Excerpts from the Jamestown Foundations expose on Yanukovych entitled YANUKOVYCH TRIES TO CLEAN UP HIS IMAGE:
...Yanukovych was sentenced to three years imprisonment, from 1967 to1970, for theft. But he was released early. He was again imprisoned from 1970 to 1972 for violence. In 1978, the Donetsk oblast court annulled both convictions. Hanna Herman, Yanukovych's new press spokeswoman, complained that, "Someone is very eager to discredit the leading aspirant to the top post in our state" (Ukrayinska Pravda, May 13). President Kuchma added that it is, "a bit laughable when this factor is used" (Ukrayinska Pravda, April 28). A Cabinet of Ministers press release, dated May 13, also linked the public airing of Yanukovych's prison terms to the election campaign...
...Not surprisingly, the opposition has raised the issue. Our Ukraine Deputy Mykola Tomenko posed a question in Parliament to Interior Minister Mykola Bilokin, in which he asked for details relating to both convictions. Answering the question has proven difficult for Bilokin, as the original documents in Donetsk oblast courts pertaining to Yanukovych between 1960 and 1970 have disappeared. A similar cleansing of official documents pertaining to the past of Viktor Medvedchuk, head of the presidential administration, took place after the publication in 2001 of an unflattering biography entitled Narcissist by Our Ukraine Deputy Dmytro Chobit...
...Oleksandr Kondratyev, chairman of the Donetsk appeals court, attempted to clear up Yanukovych's criminal background at a news conference during which he outlined the convictions. Kondrateyev explained how former cosmonaut and USSR Supreme Soviet Deputy Georgiy Beregoviy interceded on Yanukovych's behalf to help overturn both convictions (Interfax-Ukraine, May 26). After the press conference, Donetsk media publicised a claim that the 1978 overturning of the two convictions was legitimate as Yanukovych had been charged on "false testimony" (Ukrayina TV, May 26). It was offered as further proof of his innocence that Yanukovych was permitted to join the Communist Party in 1970...

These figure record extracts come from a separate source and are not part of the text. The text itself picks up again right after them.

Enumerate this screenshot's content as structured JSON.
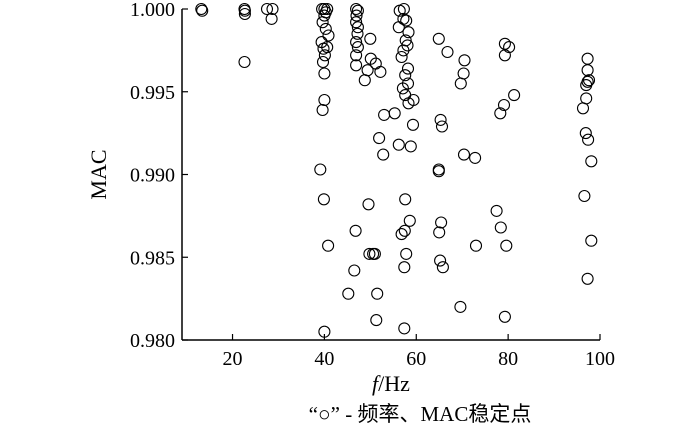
{
  "chart_data": {
    "type": "scatter",
    "title": "",
    "xlabel": "f/Hz",
    "xlabel_italic": "f",
    "xlabel_rest": "/Hz",
    "ylabel": "MAC",
    "xlim": [
      9,
      100
    ],
    "ylim": [
      0.98,
      1.0
    ],
    "xticks": [
      20,
      40,
      60,
      80,
      100
    ],
    "xtick_labels": [
      "20",
      "40",
      "60",
      "80",
      "100"
    ],
    "yticks": [
      0.98,
      0.985,
      0.99,
      0.995,
      1.0
    ],
    "ytick_labels": [
      "0.980",
      "0.985",
      "0.990",
      "0.995",
      "1.000"
    ],
    "grid": false,
    "marker": "open-circle",
    "caption": "“○” - 频率、MAC稳定点",
    "series": [
      {
        "points": [
          [
            13.2,
            1.0
          ],
          [
            13.4,
            0.9999
          ],
          [
            22.6,
            1.0
          ],
          [
            22.7,
            0.9999
          ],
          [
            22.7,
            0.9997
          ],
          [
            22.6,
            0.9968
          ],
          [
            27.5,
            1.0
          ],
          [
            28.7,
            1.0
          ],
          [
            28.5,
            0.9994
          ],
          [
            39.5,
            1.0
          ],
          [
            40.0,
            1.0
          ],
          [
            40.6,
            1.0
          ],
          [
            40.3,
            0.9998
          ],
          [
            40.0,
            0.9996
          ],
          [
            39.6,
            0.9992
          ],
          [
            40.3,
            0.9988
          ],
          [
            40.9,
            0.9984
          ],
          [
            39.4,
            0.998
          ],
          [
            39.8,
            0.9976
          ],
          [
            40.1,
            0.9972
          ],
          [
            40.6,
            0.9977
          ],
          [
            39.7,
            0.9968
          ],
          [
            40.0,
            0.9961
          ],
          [
            40.0,
            0.9945
          ],
          [
            39.6,
            0.9939
          ],
          [
            39.1,
            0.9903
          ],
          [
            39.9,
            0.9885
          ],
          [
            40.8,
            0.9857
          ],
          [
            40.0,
            0.9805
          ],
          [
            46.9,
            1.0
          ],
          [
            47.3,
            0.9999
          ],
          [
            47.0,
            0.9996
          ],
          [
            46.9,
            0.9992
          ],
          [
            47.3,
            0.9989
          ],
          [
            47.2,
            0.9985
          ],
          [
            46.9,
            0.998
          ],
          [
            47.3,
            0.9977
          ],
          [
            46.9,
            0.9972
          ],
          [
            46.9,
            0.9966
          ],
          [
            49.4,
            0.9963
          ],
          [
            50.0,
            0.9982
          ],
          [
            50.1,
            0.997
          ],
          [
            51.2,
            0.9967
          ],
          [
            52.2,
            0.9962
          ],
          [
            48.8,
            0.9957
          ],
          [
            49.6,
            0.9882
          ],
          [
            46.8,
            0.9866
          ],
          [
            46.5,
            0.9842
          ],
          [
            49.8,
            0.9852
          ],
          [
            50.6,
            0.9852
          ],
          [
            51.0,
            0.9852
          ],
          [
            51.5,
            0.9828
          ],
          [
            45.2,
            0.9828
          ],
          [
            51.3,
            0.9812
          ],
          [
            51.9,
            0.9922
          ],
          [
            52.8,
            0.9912
          ],
          [
            53.0,
            0.9936
          ],
          [
            55.3,
            0.9937
          ],
          [
            56.2,
            0.9918
          ],
          [
            56.4,
            0.9999
          ],
          [
            57.3,
            1.0
          ],
          [
            57.2,
            0.9994
          ],
          [
            57.8,
            0.9993
          ],
          [
            56.2,
            0.9989
          ],
          [
            58.3,
            0.9986
          ],
          [
            57.7,
            0.9981
          ],
          [
            58.1,
            0.9978
          ],
          [
            57.2,
            0.9975
          ],
          [
            56.8,
            0.9971
          ],
          [
            58.2,
            0.9964
          ],
          [
            57.6,
            0.996
          ],
          [
            58.2,
            0.9955
          ],
          [
            57.1,
            0.9952
          ],
          [
            57.6,
            0.9948
          ],
          [
            58.3,
            0.9943
          ],
          [
            59.4,
            0.9945
          ],
          [
            58.8,
            0.9917
          ],
          [
            59.3,
            0.993
          ],
          [
            57.6,
            0.9885
          ],
          [
            58.6,
            0.9872
          ],
          [
            56.8,
            0.9864
          ],
          [
            57.5,
            0.9866
          ],
          [
            57.8,
            0.9852
          ],
          [
            57.4,
            0.9844
          ],
          [
            57.4,
            0.9807
          ],
          [
            64.9,
            0.9982
          ],
          [
            66.8,
            0.9974
          ],
          [
            65.3,
            0.9933
          ],
          [
            65.6,
            0.9929
          ],
          [
            64.9,
            0.9903
          ],
          [
            64.9,
            0.9902
          ],
          [
            65.4,
            0.9871
          ],
          [
            65.0,
            0.9865
          ],
          [
            65.2,
            0.9848
          ],
          [
            65.8,
            0.9844
          ],
          [
            69.6,
            0.982
          ],
          [
            70.5,
            0.9969
          ],
          [
            70.3,
            0.9961
          ],
          [
            69.7,
            0.9955
          ],
          [
            70.4,
            0.9912
          ],
          [
            72.8,
            0.991
          ],
          [
            73.0,
            0.9857
          ],
          [
            79.3,
            0.9979
          ],
          [
            80.2,
            0.9977
          ],
          [
            79.3,
            0.9972
          ],
          [
            81.3,
            0.9948
          ],
          [
            79.1,
            0.9942
          ],
          [
            78.3,
            0.9937
          ],
          [
            77.5,
            0.9878
          ],
          [
            78.4,
            0.9868
          ],
          [
            79.6,
            0.9857
          ],
          [
            79.3,
            0.9814
          ],
          [
            97.3,
            0.997
          ],
          [
            97.3,
            0.9963
          ],
          [
            97.6,
            0.9957
          ],
          [
            97.3,
            0.9956
          ],
          [
            97.0,
            0.9954
          ],
          [
            96.3,
            0.994
          ],
          [
            97.0,
            0.9946
          ],
          [
            96.9,
            0.9925
          ],
          [
            97.4,
            0.9921
          ],
          [
            98.1,
            0.9908
          ],
          [
            96.6,
            0.9887
          ],
          [
            98.1,
            0.986
          ],
          [
            97.3,
            0.9837
          ]
        ]
      }
    ]
  }
}
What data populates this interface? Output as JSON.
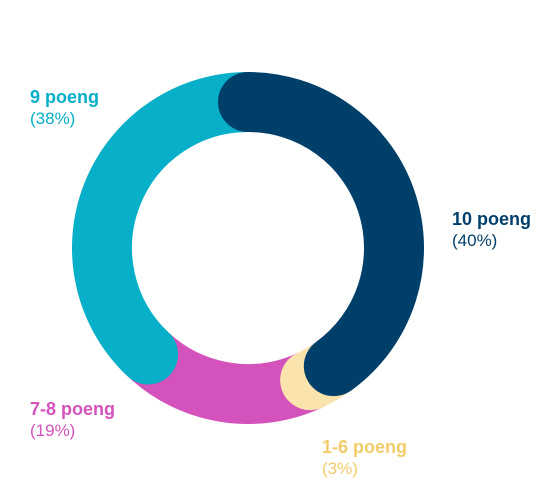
{
  "chart_data": {
    "type": "pie",
    "title": "",
    "categories": [
      "10 poeng",
      "1-6 poeng",
      "7-8 poeng",
      "9 poeng"
    ],
    "values": [
      40,
      3,
      19,
      38
    ],
    "percent_labels": [
      "(40%)",
      "(3%)",
      "(19%)",
      "(38%)"
    ],
    "colors": [
      "#013F6B",
      "#FBE3AE",
      "#D352BB",
      "#07AFC8"
    ],
    "legend": "none"
  }
}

...In 1973, Medvedchuk was also sentenced to two years imprisonment for violence. But he, like Yanukovych, did not serve his full sentence. Quashing of Medvedchuk's conviction may have been based on an illicitly taped conversion by presidential guard Mykola Melnychenko. On the recording, Kuchma is told by then-Chairman of the Security Service Leonid Derkach that Medvedchuk and his long-time oligarch ally, Grygoriy Surkis, had been KGB agents (New York Times, December 19, 2003)....
Link:
http://www.jamestown.org/publications_details.php?volume_id=401&issue_id=2970&article_id=236789
Yushchenko appears to be a pretty good guy. He was also a very young and good looking 50 year old. Supposedly, the KGB kidnapped him and injected something in him.
Whatever it was it wrecked his face. He look liked a good looking boyish 40's, can do guy and after he looked like a ruddy faced drunk in his late 50s. Really bizarre. Sort of like a reverse botox that Kerry got.
A real shame. The Ukrainians deserve a break. The 54 year old criminal Viktor is supposedly a KGB/Kremlim puppet.